Just to be safe, I texted her a little before 8am to make sure that she was still going to make the game. Didn't hear back from her until almost 10am when I was pulling into the stadium parking lot. She was hungover and had no idea how to get to the game (GRRRRRR!!! That's why I texted you two hours ago!).

So, skip over the frustration and multiple phone calls part and just know that I eventually told her that she wouldn't make it before we went into the game and to forget about it. But, as I was walking into the game, she called and said she found a ride... that she's "not a quitter!" So, I felt I had no choice but to wait for her.

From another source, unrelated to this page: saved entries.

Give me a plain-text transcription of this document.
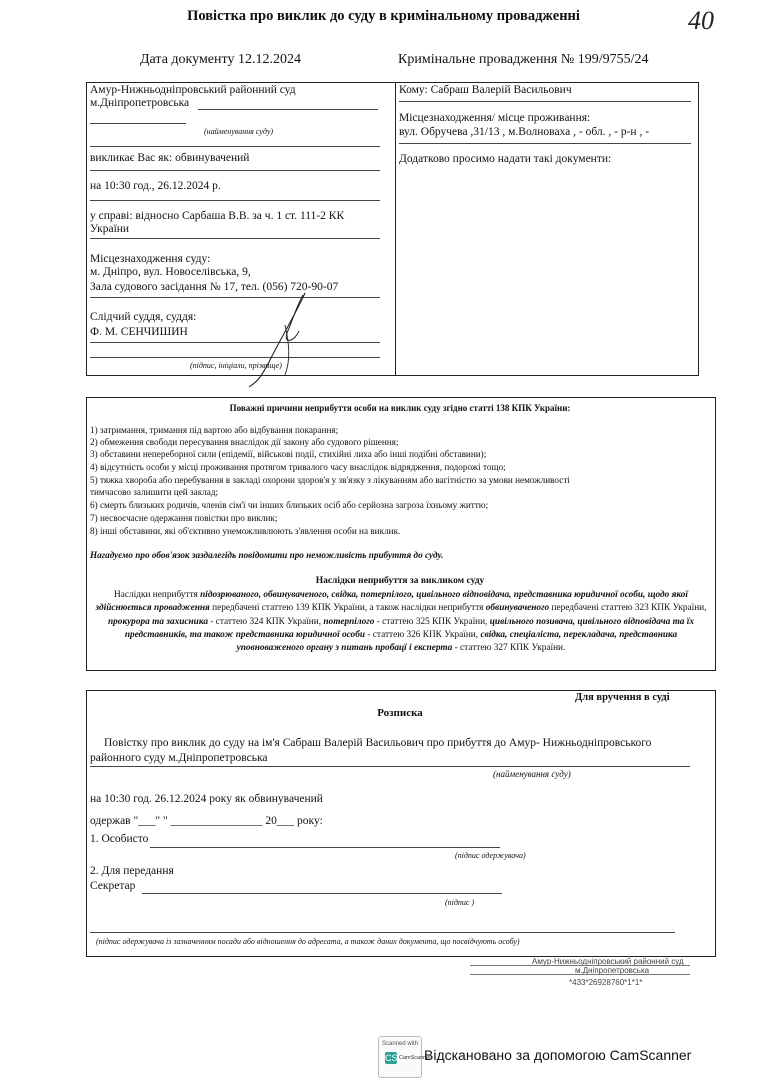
Повістка про виклик до суду в кримінальному провадженні	40
Дата документу 12.12.2024	Кримінальне провадження № 199/9755/24
Амур-Нижньодніпровський районний суд
м.Дніпропетровська
(найменування суду)
викликає Вас як: обвинувачений
на 10:30 год., 26.12.2024 р.
у справі: відносно Сарбаша В.В. за ч. 1 ст. 111-2 КК
України
Місцезнаходження суду:
м. Дніпро, вул. Новоселівська, 9,
Зала судового засідання № 17, тел. (056) 720-90-07
Слідчий суддя, суддя:
Ф. М. СЕНЧИШИН
(підпис, ініціали, прізвище)
Кому: Сабраш Валерій Васильович
Місцезнаходження/ місце проживання:
вул. Обручева ,31/13 , м.Волноваха , - обл. , - р-н , -
Додатково просимо надати такі документи:
Поважні причини неприбуття особи на виклик суду згідно статті 138 КПК України:
1) затримання, тримання під вартою або відбування покарання;
2) обмеження свободи пересування внаслідок дії закону або судового рішення;
3) обставини непереборної сили (епідемії, військові події, стихійні лиха або інші подібні обставини);
4) відсутність особи у місці проживання протягом тривалого часу внаслідок відрядження, подорожі тощо;
5) тяжка хвороба або перебування в закладі охорони здоров'я у зв'язку з лікуванням або вагітністю за умови неможливості
тимчасово залишити цей заклад;
6) смерть близьких родичів, членів сім'ї чи інших близьких осіб або серйозна загроза їхньому життю;
7) несвоєчасне одержання повістки про виклик;
8) інші обставини, які об'єктивно унеможливлюють з'явлення особи на виклик.
Нагадуємо про обов'язок заздалегідь повідомити про неможливість прибуття до суду.
Наслідки неприбуття за викликом суду
Наслідки неприбуття підозрюваного, обвинуваченого, свідка, потерпілого, цивільного відповідача, представника юридичної особи, щодо якої здійснюється провадження передбачені статтею 139 КПК України, а також наслідки неприбуття обвинуваченого передбачені статтею 323 КПК України, прокурора та захисника - статтею 324 КПК України, потерпілого - статтею 325 КПК України, цивільного позивача, цивільного відповідача та їх представників, та також представника юридичної особи - статтею 326 КПК України, свідка, спеціаліста, перекладача, представника уповноваженого органу з питань пробацї і експерта - статтею 327 КПК України.
Для вручення в суді
Розписка
Повістку про виклик до суду на ім'я Сабраш Валерій Васильович про прибуття до Амур- Нижньодніпровського
районного суду м.Дніпропетровська
(найменування суду)
на 10:30 год. 26.12.2024 року як обвинувачений
одержав "___" " ________________ 20___ року:
1. Особисто
(підпис одержувача)
2. Для передання
Секретар
(підпис )
(підпис одержувача із зазначенням посади або відношення до адресата, а також даних документа, що посвідчують особу)
Амур-Нижньодніпровський районний суд
м.Дніпропетровська
*433*26928760*1*1*
Scanned with
CS CamScanner
Відскановано за допомогою CamScanner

We made it into the game and watched the Chiefs offense blow all four tires. To make it enjoyable, we heckled "Edward" Shane Leckler and Sebastian "Twinkle Toes slash Polish Powderkeg" Janikowski. Although I must admit that I later asked Lechler if he would switch over and play QB for us (he was a backup QB in college at A&M).

Now, how will my TailDate get home? She said that she had a ride home, but that fell through. I'm not going to leave her sitting on the curb somewhere, so we decided to go someplace and wait for her ride, but then ended up just coming home to play Rock Band 2. After some time playing, I said that I needed to get on the road to take her to her car because I was really getting tired. Her car was in a parking lot from partying the night before and when I dropped her in the lot, I ran over a mudflap with two screws poking out of it. It was a slow leak, so I nursed the car all the way back home, stopping at stations along the way to push more air back into it. Yeah, I blew all my quarters, but it was better than changing the tire out in my frustrated, tired state in the dark.

So there you have it... totally deflated. But at least I didn't play as badly as the Chiefs.